Halen sanki çok gerekliymiş gibi kurumları, görüşleri değil, kişileri tartışıyoruz. Öyle yaptıkça da bölünüyoruz. Adına ister milli deyin, ister ulusal güçlerin birleşmesini engelleyici, önleyici, ayrıştırıcı her tür görüş, düşünce ve anlayış kelimenin tam anlamıyla hainliktir. Sağ-sol, Alevi-Sünni, Kürt-Türk değil sizleri vatan savunmasına çağırıyorum.
Yineliyoruz “devletin tekliğini, ulusun birliğini, ülkenin tümlüğünü” korumak ve kollamakla yasal olarak görevlendirilen tüm kadroları, ulus ve yurt bilinci taşıyan herkesi onur ve namus görevlerini yerine getirmeye çağırıyoruz. Çünkü vatanı, bağımsızlığı kaybetmek, en büyük onursuzluk ve namussuzluktur. Sözlerimi Yüce Önder Atatürk’ün 1920’de Meclis’te ve 1923 Mart ayında Konya Türk Ocağı’nda yaptığı iki konuşmadan kısa alıntılarla noktalamak istiyorum.

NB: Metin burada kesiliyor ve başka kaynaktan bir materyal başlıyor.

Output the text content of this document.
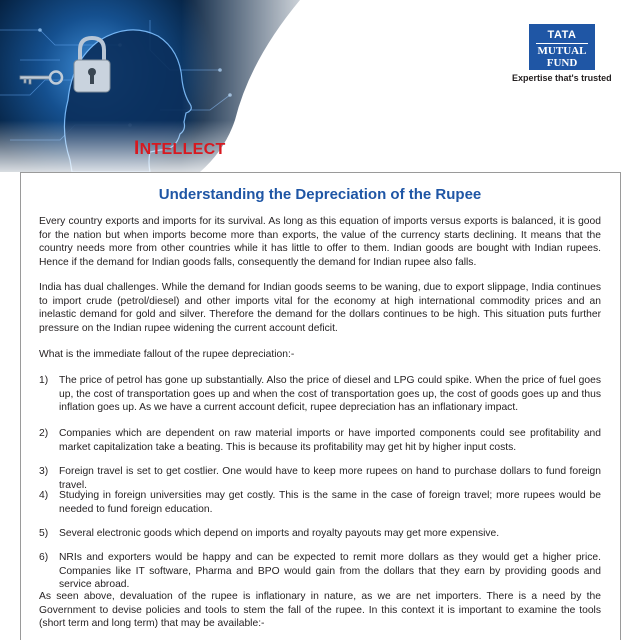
TATA
MUTUAL
FUND
Expertise that's trusted
INTELLECT
Understanding the Depreciation of the Rupee

Every country exports and imports for its survival. As long as this equation of imports versus exports is balanced, it is good for the nation but when imports become more than exports, the value of the currency starts declining. It means that the country needs more from other countries while it has little to offer to them. Indian goods are bought with Indian rupees. Hence if the demand for Indian goods falls, consequently the demand for Indian rupee also falls.

India has dual challenges. While the demand for Indian goods seems to be waning, due to export slippage, India continues to import crude (petrol/diesel) and other imports vital for the economy at high international commodity prices and an inelastic demand for gold and silver. Therefore the demand for the dollars continues to be high. This situation puts further pressure on the Indian rupee widening the current account deficit.

What is the immediate fallout of the rupee depreciation:-

1) The price of petrol has gone up substantially. Also the price of diesel and LPG could spike. When the price of fuel goes up, the cost of transportation goes up and when the cost of transportation goes up, the cost of goods goes up and thus inflation goes up. As we have a current account deficit, rupee depreciation has an inflationary impact.
2) Companies which are dependent on raw material imports or have imported components could see profitability and market capitalization take a beating. This is because its profitability may get hit by higher input costs.
3) Foreign travel is set to get costlier. One would have to keep more rupees on hand to purchase dollars to fund foreign travel.
4) Studying in foreign universities may get costly. This is the same in the case of foreign travel; more rupees would be needed to fund foreign education.
5) Several electronic goods which depend on imports and royalty payouts may get more expensive.
6) NRIs and exporters would be happy and can be expected to remit more dollars as they would get a higher price. Companies like IT software, Pharma and BPO would gain from the dollars that they earn by providing goods and service abroad.

As seen above, devaluation of the rupee is inflationary in nature, as we are net importers. There is a need by the Government to devise policies and tools to stem the fall of the rupee. In this context it is important to examine the tools (short term and long term) that may be available:-
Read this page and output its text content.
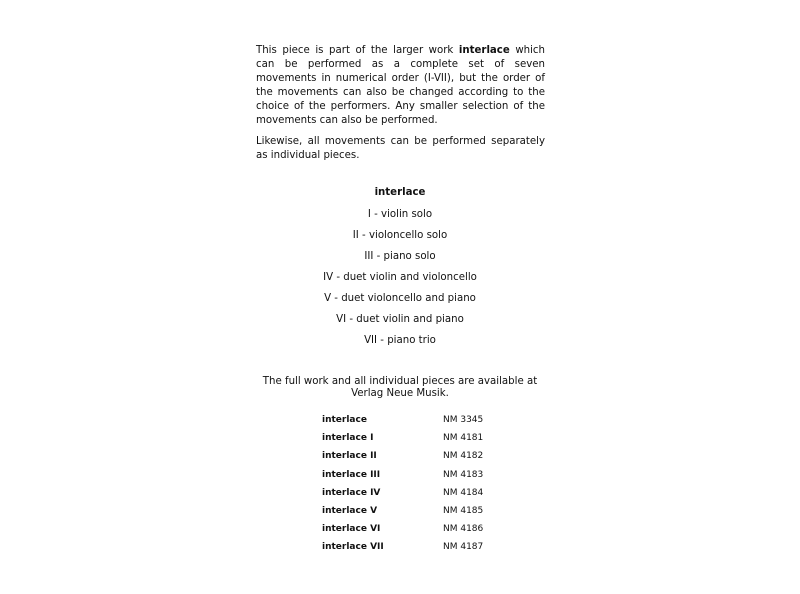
This piece is part of the larger work interlace which can be performed as a complete set of seven movements in numerical order (I-VII), but the order of the movements can also be changed according to the choice of the performers. Any smaller selection of the movements can also be performed.

Likewise, all movements can be performed separately as individual pieces.

interlace
I - violin solo
II - violoncello solo
III - piano solo
IV - duet violin and violoncello
V - duet violoncello and piano
VI - duet violin and piano
VII - piano trio
The full work and all individual pieces are available at
Verlag Neue Musik.
interlace	NM 3345
interlace I	NM 4181
interlace II	NM 4182
interlace III	NM 4183
interlace IV	NM 4184
interlace V	NM 4185
interlace VI	NM 4186
interlace VII	NM 4187
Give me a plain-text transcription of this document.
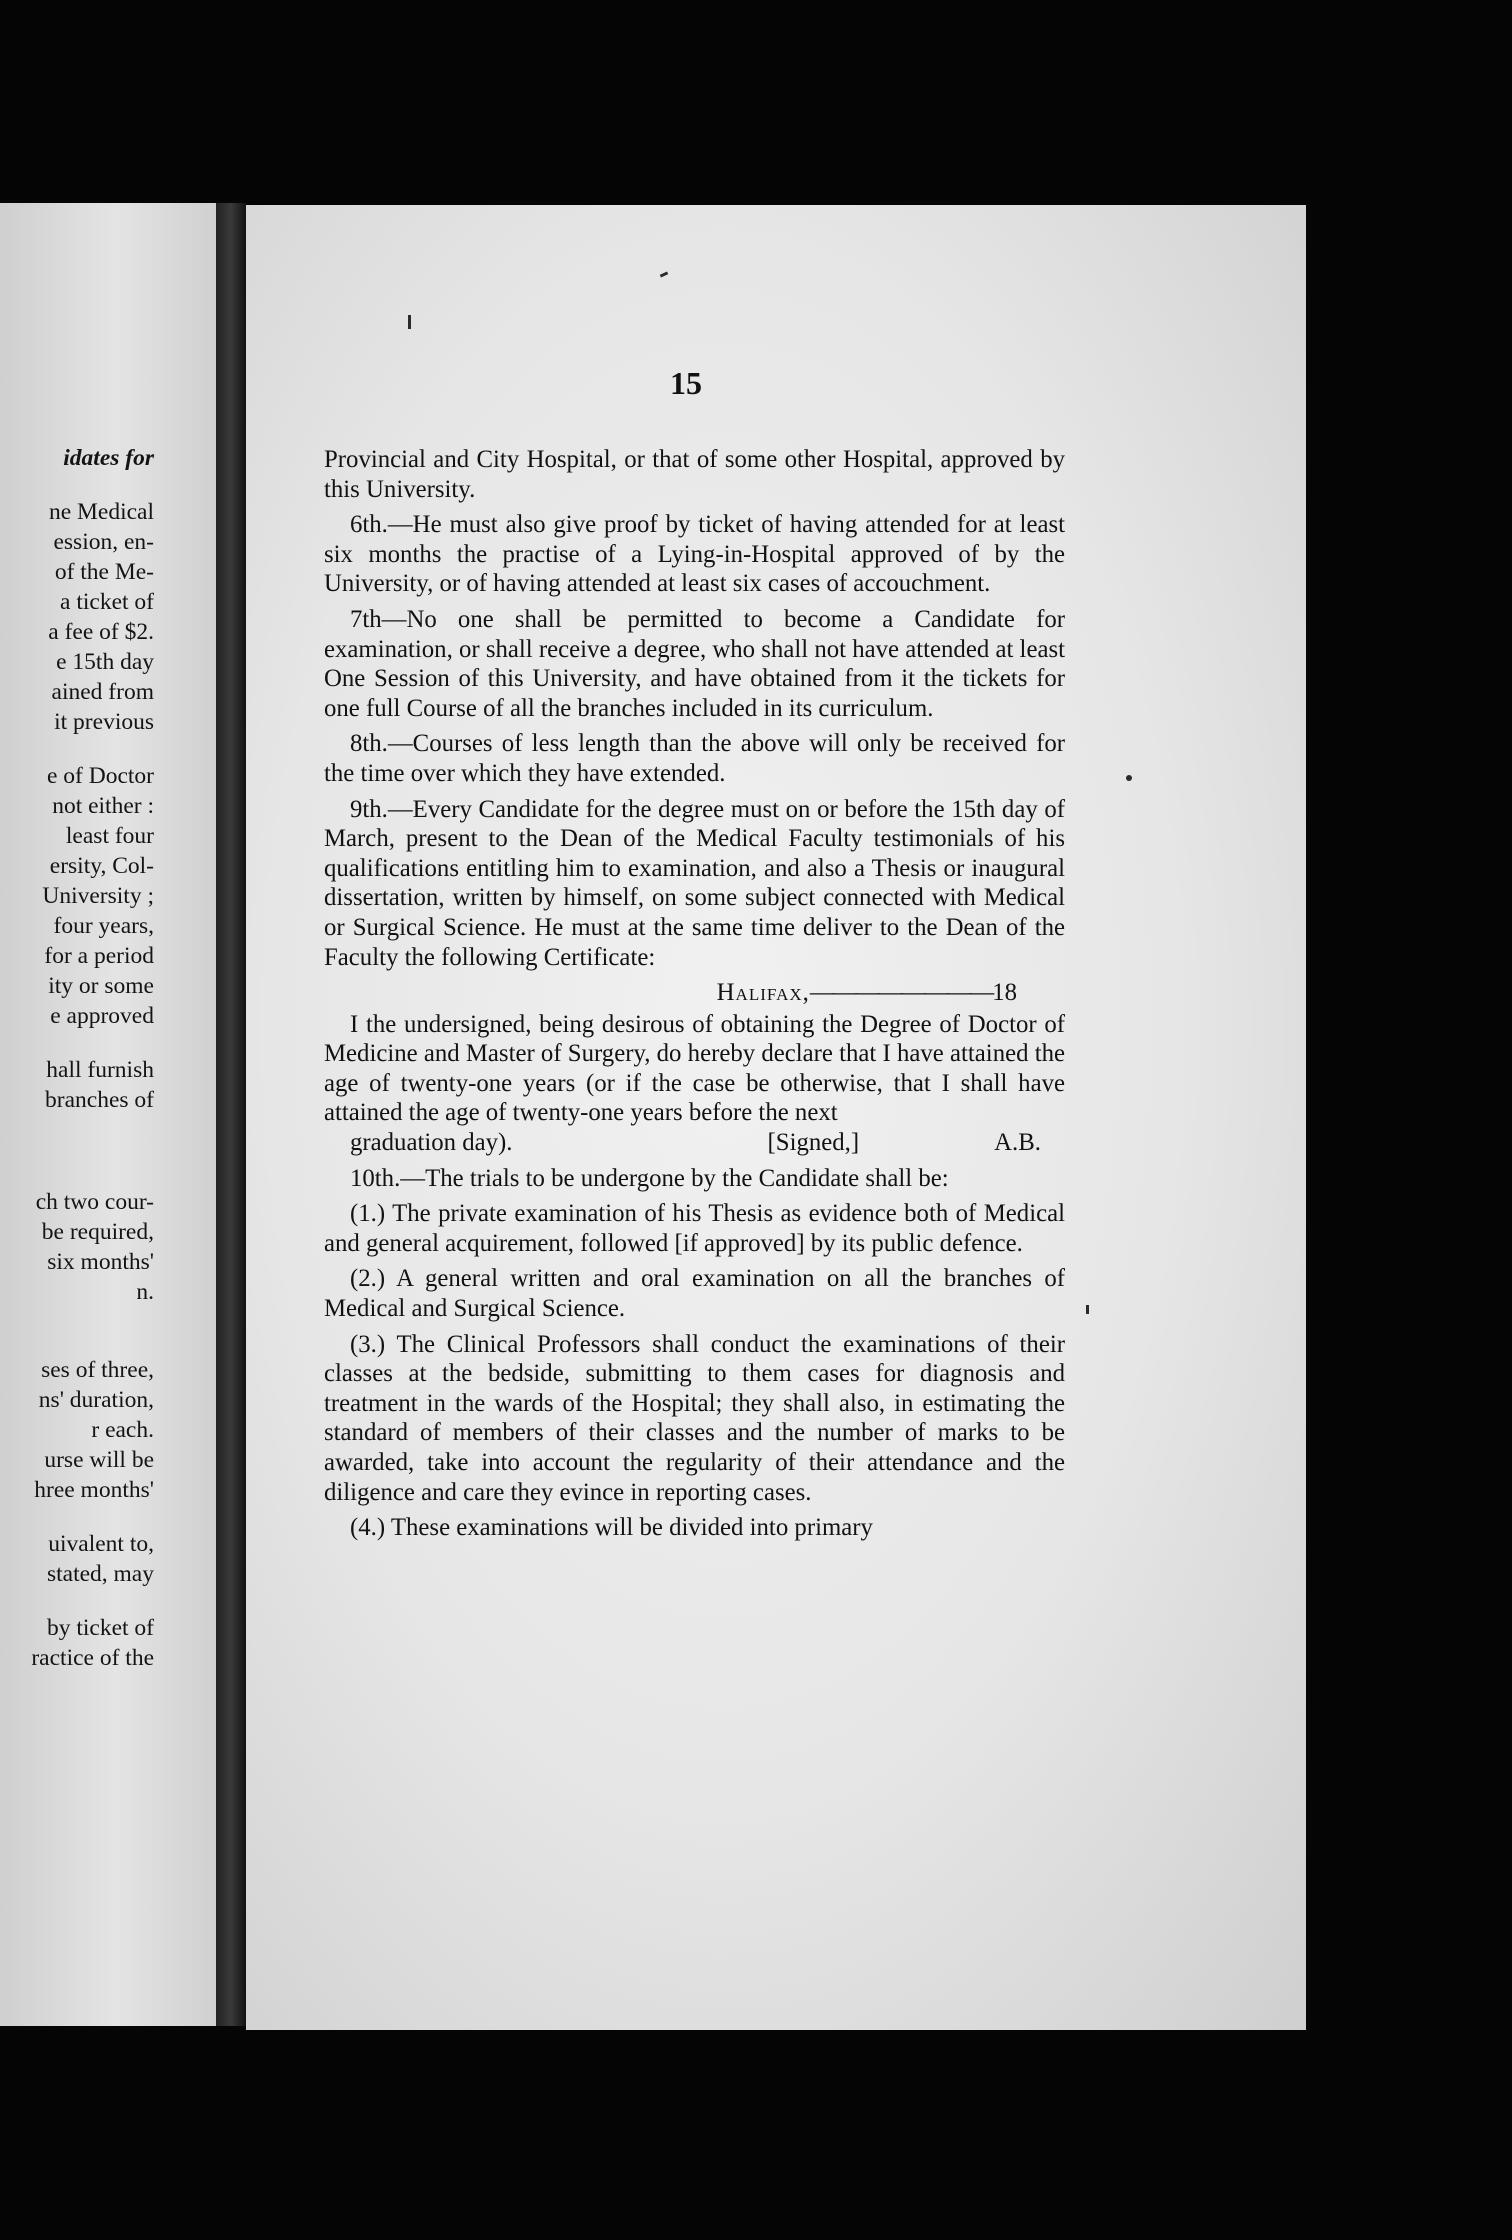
idates for
ne Medical
ession, en-
of the Me-
a ticket of
a fee of $2.
e 15th day
ained from
it previous
e of Doctor
not either :
least four
ersity, Col-
University ;
four years,
for a period
ity or some
e approved
hall furnish
branches of
ch two cour-
be required,
six months'
n.
ses of three,
ns' duration,
r each.
urse will be
hree months'
uivalent to,
stated, may
by ticket of
ractice of the
15

Provincial and City Hospital, or that of some other Hospital, approved by this University.

6th.—He must also give proof by ticket of having attended for at least six months the practise of a Lying-in-Hospital approved of by the University, or of having attended at least six cases of accouchment.

7th—No one shall be permitted to become a Candidate for examination, or shall receive a degree, who shall not have attended at least One Session of this University, and have obtained from it the tickets for one full Course of all the branches included in its curriculum.

8th.—Courses of less length than the above will only be received for the time over which they have extended.

9th.—Every Candidate for the degree must on or before the 15th day of March, present to the Dean of the Medical Faculty testimonials of his qualifications entitling him to examination, and also a Thesis or inaugural dissertation, written by himself, on some subject connected with Medical or Surgical Science. He must at the same time deliver to the Dean of the Faculty the following Certificate:

Halifax,————————18

I the undersigned, being desirous of obtaining the Degree of Doctor of Medicine and Master of Surgery, do hereby declare that I have attained the age of twenty-one years (or if the case be otherwise, that I shall have attained the age of twenty-one years before the next

graduation day).	[Signed,]	A.B.

10th.—The trials to be undergone by the Candidate shall be:

(1.) The private examination of his Thesis as evidence both of Medical and general acquirement, followed [if approved] by its public defence.

(2.) A general written and oral examination on all the branches of Medical and Surgical Science.

(3.) The Clinical Professors shall conduct the examinations of their classes at the bedside, submitting to them cases for diagnosis and treatment in the wards of the Hospital; they shall also, in estimating the standard of members of their classes and the number of marks to be awarded, take into account the regularity of their attendance and the diligence and care they evince in reporting cases.

(4.) These examinations will be divided into primary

“Türkiye’nin, Türk halkının nasılsa başına geçmiş bir takım insanlar galip düşmanlar karşısında susmaya mahkummuş gibi Türkiye’yi atıl ve çekingen bir halde tutuyorlardı. Memleketin ve milletin çıkarlarının gerektidiğini yapmakta korkak ve mütereddid idiler. Türkiye’de fikir adamları adeta kendi kendilerine hakaret ediyorlardı. Diyorlardı ki ‘biz adam değiliz ve olamayız, kendi kendimize adam olmamıza ihtimal yoktur’ Bizim canımızı tarihimizi, varlığımızı bize düşman olduklarından hiç şüphe edemeyen Avrupalılara kayıtsız şartsız bırakmak istiyorlardı. Onlar bizi idare etsin diyorlardı.”
“... Derim ki ben şahsen onların düşmanıyım. Onların olumsuz yönde atacakları bir adım, yalnız benim kişisel inancıma değil, yalnız benim amacıma değil, o adım benim tüm ulusumun hayatıyla ilgili, o adım ulusumun hayatına karşı bir kasıt, o adım ulusumun kalbine yöneltilmiş zehirli bir hançerdir. Benim ve benimle aynı biçimde düşünen arkadaşlarımın yapacağı şey, mutlaka ve mutlaka o adımı atanı tepelemektir; sizlere bunun da üstünde bir söz söyleyeyim. Eğer bunu sağlayacak yasalar olmasa, bunu sağlayacak meclis olmasa, öyle olumsuz adımlar atanlar karşısında herkes çekilse, ben kendi başıma yalnız kalsam, yine tepeler ve yine öldürürüm.”